01/12/2011

Camané - Esta Coisa Da Alma

5 de Maio 2000
PORTUGUESES

Camané
Esta Coisa da Alma (9/10)
Ed. e distri. EMI-VC


Esta coisa da alma tem que se lhe diga. Que o fado é a alma a cantar já toda a gente sabe, ou devia saber, mas tem que ser alma antiga. Nada a fazer, quanto a isto. Aos mais novos resta cumprir os desígnios de melhores ou piores vozes, que o fado, fado, apenas nasce das feridas e do fim das viagens mais longas. E chegamos a Camané, que é fadista novo, mas com a alma já batida e enobrecida por mais do que uma cicatriz, viajante na dor que no fado – e é também para isso que ele serve – se alumia.

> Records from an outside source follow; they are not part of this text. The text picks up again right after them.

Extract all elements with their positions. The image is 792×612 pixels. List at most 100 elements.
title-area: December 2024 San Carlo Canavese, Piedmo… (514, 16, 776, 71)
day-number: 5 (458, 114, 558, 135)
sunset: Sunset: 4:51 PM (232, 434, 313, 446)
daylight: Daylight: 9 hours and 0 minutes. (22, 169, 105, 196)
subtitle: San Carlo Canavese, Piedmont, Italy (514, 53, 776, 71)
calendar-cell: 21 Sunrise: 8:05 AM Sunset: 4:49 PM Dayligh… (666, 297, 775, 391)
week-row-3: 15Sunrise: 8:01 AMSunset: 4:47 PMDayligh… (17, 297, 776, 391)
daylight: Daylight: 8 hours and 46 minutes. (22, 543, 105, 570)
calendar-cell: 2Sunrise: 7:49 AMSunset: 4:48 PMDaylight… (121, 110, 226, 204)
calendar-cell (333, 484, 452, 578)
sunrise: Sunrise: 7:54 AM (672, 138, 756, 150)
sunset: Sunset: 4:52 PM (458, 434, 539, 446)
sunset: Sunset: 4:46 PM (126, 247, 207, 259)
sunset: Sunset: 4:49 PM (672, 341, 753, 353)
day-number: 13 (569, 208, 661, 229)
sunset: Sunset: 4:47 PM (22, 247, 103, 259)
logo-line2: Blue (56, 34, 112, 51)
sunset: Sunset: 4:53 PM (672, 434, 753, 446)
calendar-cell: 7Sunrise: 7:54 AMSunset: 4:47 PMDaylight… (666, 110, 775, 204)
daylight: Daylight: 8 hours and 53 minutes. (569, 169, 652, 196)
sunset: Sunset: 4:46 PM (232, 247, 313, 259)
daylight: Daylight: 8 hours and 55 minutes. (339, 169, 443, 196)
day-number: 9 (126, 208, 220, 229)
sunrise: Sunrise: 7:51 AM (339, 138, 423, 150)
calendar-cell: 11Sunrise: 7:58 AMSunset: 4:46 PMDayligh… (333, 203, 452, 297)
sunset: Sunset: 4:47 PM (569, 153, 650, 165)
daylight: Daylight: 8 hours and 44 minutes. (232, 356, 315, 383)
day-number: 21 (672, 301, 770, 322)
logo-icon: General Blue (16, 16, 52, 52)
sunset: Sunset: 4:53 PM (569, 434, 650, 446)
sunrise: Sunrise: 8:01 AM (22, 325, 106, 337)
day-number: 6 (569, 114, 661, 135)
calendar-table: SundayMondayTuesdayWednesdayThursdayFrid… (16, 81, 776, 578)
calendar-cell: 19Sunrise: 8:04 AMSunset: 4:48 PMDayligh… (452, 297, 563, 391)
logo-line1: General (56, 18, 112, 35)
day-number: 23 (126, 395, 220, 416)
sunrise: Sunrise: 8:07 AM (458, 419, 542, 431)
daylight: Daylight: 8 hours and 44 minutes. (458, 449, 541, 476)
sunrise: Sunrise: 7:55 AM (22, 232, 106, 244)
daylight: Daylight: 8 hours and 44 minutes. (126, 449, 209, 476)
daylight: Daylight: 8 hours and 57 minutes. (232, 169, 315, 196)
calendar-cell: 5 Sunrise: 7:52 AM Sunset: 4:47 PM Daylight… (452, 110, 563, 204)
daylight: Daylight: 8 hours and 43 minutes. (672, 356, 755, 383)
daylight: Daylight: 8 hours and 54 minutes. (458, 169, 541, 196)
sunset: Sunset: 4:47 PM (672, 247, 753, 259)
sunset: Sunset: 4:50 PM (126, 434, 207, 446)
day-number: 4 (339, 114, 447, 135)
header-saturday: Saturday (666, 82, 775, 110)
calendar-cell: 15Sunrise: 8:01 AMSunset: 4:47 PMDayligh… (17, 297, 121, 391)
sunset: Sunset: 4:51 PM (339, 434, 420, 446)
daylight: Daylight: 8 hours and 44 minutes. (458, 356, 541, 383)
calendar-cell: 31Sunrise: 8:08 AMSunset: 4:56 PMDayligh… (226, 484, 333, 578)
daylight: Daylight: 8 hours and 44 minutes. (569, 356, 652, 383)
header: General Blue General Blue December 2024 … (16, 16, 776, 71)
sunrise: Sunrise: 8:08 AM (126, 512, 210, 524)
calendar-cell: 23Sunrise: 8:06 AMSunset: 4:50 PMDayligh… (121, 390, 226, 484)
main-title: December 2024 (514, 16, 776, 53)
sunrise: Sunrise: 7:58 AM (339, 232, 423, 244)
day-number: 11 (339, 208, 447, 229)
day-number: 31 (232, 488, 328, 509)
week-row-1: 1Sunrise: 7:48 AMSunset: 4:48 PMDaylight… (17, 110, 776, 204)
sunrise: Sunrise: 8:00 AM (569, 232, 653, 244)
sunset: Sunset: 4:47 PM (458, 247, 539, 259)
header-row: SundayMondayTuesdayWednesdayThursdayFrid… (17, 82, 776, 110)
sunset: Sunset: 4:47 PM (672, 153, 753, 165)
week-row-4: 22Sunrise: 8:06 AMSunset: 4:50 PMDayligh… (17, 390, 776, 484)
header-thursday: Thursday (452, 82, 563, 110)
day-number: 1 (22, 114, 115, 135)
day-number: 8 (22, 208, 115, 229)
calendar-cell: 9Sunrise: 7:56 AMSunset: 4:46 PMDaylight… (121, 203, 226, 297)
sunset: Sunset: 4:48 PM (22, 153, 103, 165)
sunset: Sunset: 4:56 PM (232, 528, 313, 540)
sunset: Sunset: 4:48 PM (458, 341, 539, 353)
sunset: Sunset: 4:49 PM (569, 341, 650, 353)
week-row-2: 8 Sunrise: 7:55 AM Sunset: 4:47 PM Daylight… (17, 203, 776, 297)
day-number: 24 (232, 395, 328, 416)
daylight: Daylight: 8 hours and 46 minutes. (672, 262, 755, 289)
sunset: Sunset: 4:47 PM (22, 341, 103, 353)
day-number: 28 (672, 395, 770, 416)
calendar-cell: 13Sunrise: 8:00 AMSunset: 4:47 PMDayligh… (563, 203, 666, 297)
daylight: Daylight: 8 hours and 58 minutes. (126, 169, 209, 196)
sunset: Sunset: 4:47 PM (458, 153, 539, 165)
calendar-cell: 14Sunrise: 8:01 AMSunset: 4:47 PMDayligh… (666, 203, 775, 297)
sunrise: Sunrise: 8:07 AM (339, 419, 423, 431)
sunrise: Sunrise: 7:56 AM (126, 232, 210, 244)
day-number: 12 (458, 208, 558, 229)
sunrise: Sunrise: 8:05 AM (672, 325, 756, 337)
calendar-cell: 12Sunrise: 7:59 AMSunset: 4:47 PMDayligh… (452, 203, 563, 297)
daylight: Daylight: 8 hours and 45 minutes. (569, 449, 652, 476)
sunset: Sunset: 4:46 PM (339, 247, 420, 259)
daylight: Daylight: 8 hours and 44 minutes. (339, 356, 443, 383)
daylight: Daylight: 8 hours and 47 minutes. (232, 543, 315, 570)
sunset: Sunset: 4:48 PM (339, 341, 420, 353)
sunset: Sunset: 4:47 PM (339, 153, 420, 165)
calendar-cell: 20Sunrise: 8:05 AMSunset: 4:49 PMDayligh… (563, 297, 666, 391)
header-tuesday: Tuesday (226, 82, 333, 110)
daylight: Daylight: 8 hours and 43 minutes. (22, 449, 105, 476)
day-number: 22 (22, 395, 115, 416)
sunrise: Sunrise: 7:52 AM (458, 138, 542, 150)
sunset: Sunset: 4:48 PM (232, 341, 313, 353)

Não por acaso um dos fados se chama aqui “A luz de Lisboa (claridade)”, que, também não por acaso, é um instrumental. Camané é uma das vozes com que o fado pode contar para cantar aquilo que é a eternidade. Ouça-se “Dor repartida”, por exemplo, com letra de Manuela de Freitas e da mulher de Camané, Aldina Duarte, também fadista e música do “Fado Primavera” de Pedro Rodrigues, para se compreender, ou sentir, o que querem dizer versos como “Cinzento porque chovia/Todo o céu que me cobria/Comigo chorava tanto/Mas ali à minha frente/Afastado e tão presente/O rio secou o meu pranto.” Mas também quando o fado enfia as mãos nos bolsos e se torna mais gingão (“Por um acaso”, “Fado da recaída”) Camané sabe decifrar e dar corpo aos seus sentidos. As palavras de David Mourão Ferreira, João Monge (da Ala dos Namorados), Edmundo Bettencourt, Júlio Dinis e Fernando Pessoa e a música de Alfredo Marceneiro, Reinaldo Varela ou José Mário Branco, entre outros, são dignificadas pela voz e, mais do que a voz, pelo sentimento de Camané que em “Quem, à janela”, canção de Amélia Muge, mostra que a sua alma é igualmente capaz de olhar através de outras janelas que não a janela duramente envidraçada do fado. Ou talvez tudo, como nesta canção, se transforme em fado quando cantado do fundo. No centro da cruz.